Summary
New data published by U.S. Customs and Border Protection (CBP) indicate that solar panels and cells make up the vast majority of the value of shipments detained at the U.S. border under a law banning goods made with Chinese forced labor. The data provide the first detailed breakdown of product types stopped under the Uyghur Forced Labor Prevention Act (UFLPA) since it was signed into law by former President Joe Biden, and show the solar industry has borne the largest share of enforcement activity.
Detailed findings
CBP’s classification places solar panels and cells in a relatively narrow category identified by a semiconductor devices code. Shipments carrying that code account for $3.26 billion in stopped shipments, which represents 82% of the total $3.94 billion in goods blocked since the law was implemented in 2022, according to the CBP data reviewed for this report. The agency’s data guide references solar goods interchangeably with the identifying code at issue.
The agency did not specify when the newly detailed breakdown was first published, and CBP officials did not immediately respond to a request for comment.
Industry impacts
The enforcement has had operational consequences for the solar industry: companies have furloughed employees and project timelines have been pushed back because of stalled panel shipments. That has occurred at a time when federal data cited in the CBP material show the solar sector has become the top new source of U.S. electricity.
Most of the seized solar shipments originated from Malaysia, Vietnam and Thailand, which have been leading suppliers of solar panels to the United States in recent years. The CBP data show that more than 79% of the value of halted solar and other semiconductor-coded shipments - roughly $2.5 billion in products - have since been released to U.S. importers.
Enforcement trends and scope
The UFLPA seeks to block goods made in China’s Xinjiang region, where authorities are reported to have established labor camps affecting ethnic Uyghur and other Muslim groups; China’s government denies the allegations of abuse. The law identifies polysilicon, a raw material for solar panels, as a high-priority sector for enforcement.

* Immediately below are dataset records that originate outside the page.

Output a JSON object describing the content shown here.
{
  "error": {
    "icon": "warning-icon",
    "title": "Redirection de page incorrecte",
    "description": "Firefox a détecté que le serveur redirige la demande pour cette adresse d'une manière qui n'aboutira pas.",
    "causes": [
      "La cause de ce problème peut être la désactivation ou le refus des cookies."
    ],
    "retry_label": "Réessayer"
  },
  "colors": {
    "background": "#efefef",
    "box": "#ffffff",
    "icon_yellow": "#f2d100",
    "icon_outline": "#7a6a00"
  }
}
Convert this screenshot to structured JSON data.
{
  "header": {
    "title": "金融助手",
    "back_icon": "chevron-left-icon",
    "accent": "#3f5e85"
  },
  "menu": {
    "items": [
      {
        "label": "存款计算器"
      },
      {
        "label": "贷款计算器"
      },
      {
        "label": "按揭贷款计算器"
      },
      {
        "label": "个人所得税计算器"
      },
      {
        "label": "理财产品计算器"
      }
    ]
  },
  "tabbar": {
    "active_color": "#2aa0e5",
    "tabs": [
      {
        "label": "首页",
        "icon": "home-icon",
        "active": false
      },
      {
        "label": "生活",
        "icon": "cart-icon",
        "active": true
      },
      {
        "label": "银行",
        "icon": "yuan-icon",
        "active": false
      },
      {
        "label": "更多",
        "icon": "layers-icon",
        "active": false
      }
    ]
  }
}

CBP data show UFLPA enforcement activity has fallen since U.S. President Donald Trump took office last year, with stopped shipments totaling $187.7 million last year, down from $1.78 billion in 2024. In August, the U.S. Department of Homeland Security said it would expand targeting under the UFLPA to additional goods, including steel and copper, which are said to be produced with forced labor.
What remains unclear
The CBP did not indicate when these more granular product breakdowns were first published, and the agency did not provide immediate comment on the figures. The data show a large proportion of stopped solar and semiconductor-coded shipments have been released, but do not detail the specific reasons for releases or the procedures applied in each case.
This reporting presents the CBP figures and the implications for affected sectors without adding further interpretation.